To determine the postconceptional day (pcd), we defined the day of insemination as embryonic day (E) 0 in rodents, and whenever the literature used a different method, it was converted into our definition. Postnatal day (P) 0 was defined as E22 for rats. For human, we converted the postconceptional week (pcw) from the gestational week, which was calculated according to the last menses day[23].

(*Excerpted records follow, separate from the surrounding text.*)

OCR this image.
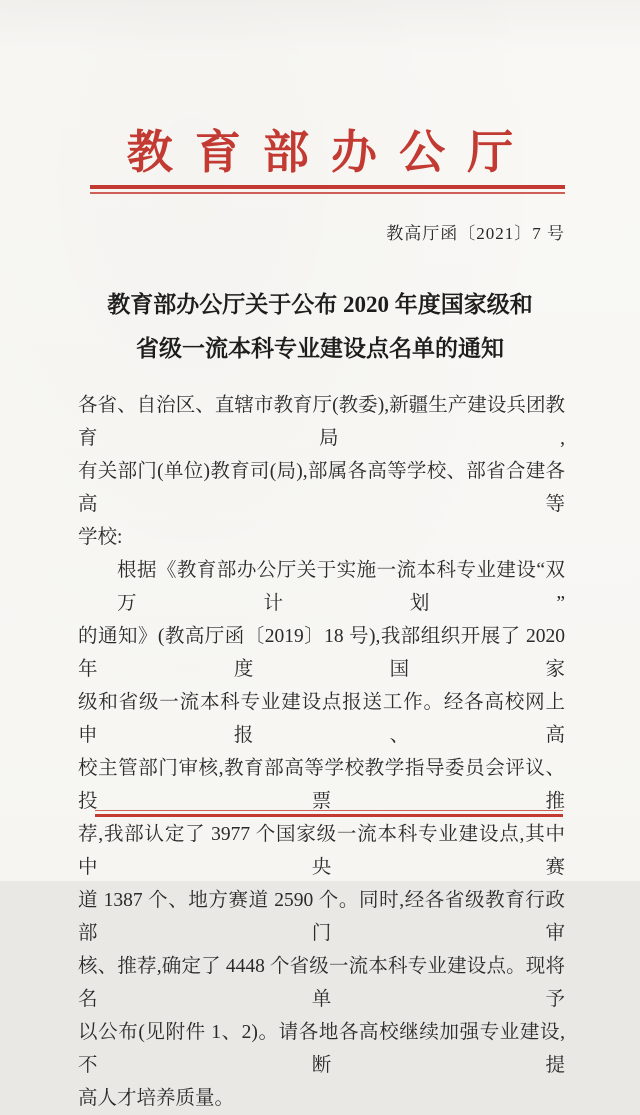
教育部办公厅
教高厅函〔2021〕7 号
教育部办公厅关于公布 2020 年度国家级和
省级一流本科专业建设点名单的通知
各省、自治区、直辖市教育厅(教委),新疆生产建设兵团教育局,
有关部门(单位)教育司(局),部属各高等学校、部省合建各高等
学校:
根据《教育部办公厅关于实施一流本科专业建设“双万计划”
的通知》(教高厅函〔2019〕18 号),我部组织开展了 2020 年度国家
级和省级一流本科专业建设点报送工作。经各高校网上申报、高
校主管部门审核,教育部高等学校教学指导委员会评议、投票推
荐,我部认定了 3977 个国家级一流本科专业建设点,其中中央赛
道 1387 个、地方赛道 2590 个。同时,经各省级教育行政部门审
核、推荐,确定了 4448 个省级一流本科专业建设点。现将名单予
以公布(见附件 1、2)。请各地各高校继续加强专业建设,不断提
高人才培养质量。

To investigate the developmental paces of each brain region, we subdivided the collected developmental events into the following according to developmental origin: ‘spinal cord’, ‘DRG’, ‘medulla/pons’, ‘cerebellum’, ‘midbrain’, ‘thalamus’, ‘hypothalamus’, ‘subcortex’ (including the basal forebrain and the basal ganglia), ‘allocortex’ (including the hippocampus, amygdala and olfactory bulb), ‘isocortex’ (including the neocortex), ‘retina’ and ‘other’. We determined the region based on the soma position. When the soma position could not be identified, we selected the most plausible position according to the chemical cues. We did not classify the brain regions by functional system (e.g. visual, somatosensory and limbic) because such a classification was not fully supported by molecular mechanisms.

Model selection

We created a linear mixed model to predict the developmental timings in rats (pcd) based on human developmental timings (pcw). First, we set a group number. Next, the brain regions were classified into one of the groups. The clustering was optimized by an EM algorithm[14]. Because EM algorithms are sensitive to starting values, we randomly searched the best starting values 10,000 times using an AIC criterion[13]. We repeatedly optimized the linear mixed model until the best group number was obtained by an EIC criterion[14].

Bootstrapping

We repeatedly resampled n developmental events from each group 1,000 times and calculated the regression slope and the estimated timing of neural tube closure. We set n to equal the number of data in each group. We conducted a bootstrap hypothesis test following the guidelines[23]. We did not assume equal variances among compared variables. Estimated variances were obtained using an inner bootstrap loop with 50 bootstrap samples. Statistical significance was defined as p < 0.05. Multiple comparisons were adjusted by the Benjamini–Hochberg method[18].

Data Availability

All data analysed during this study are included in this published article (and its Supplementary Information files).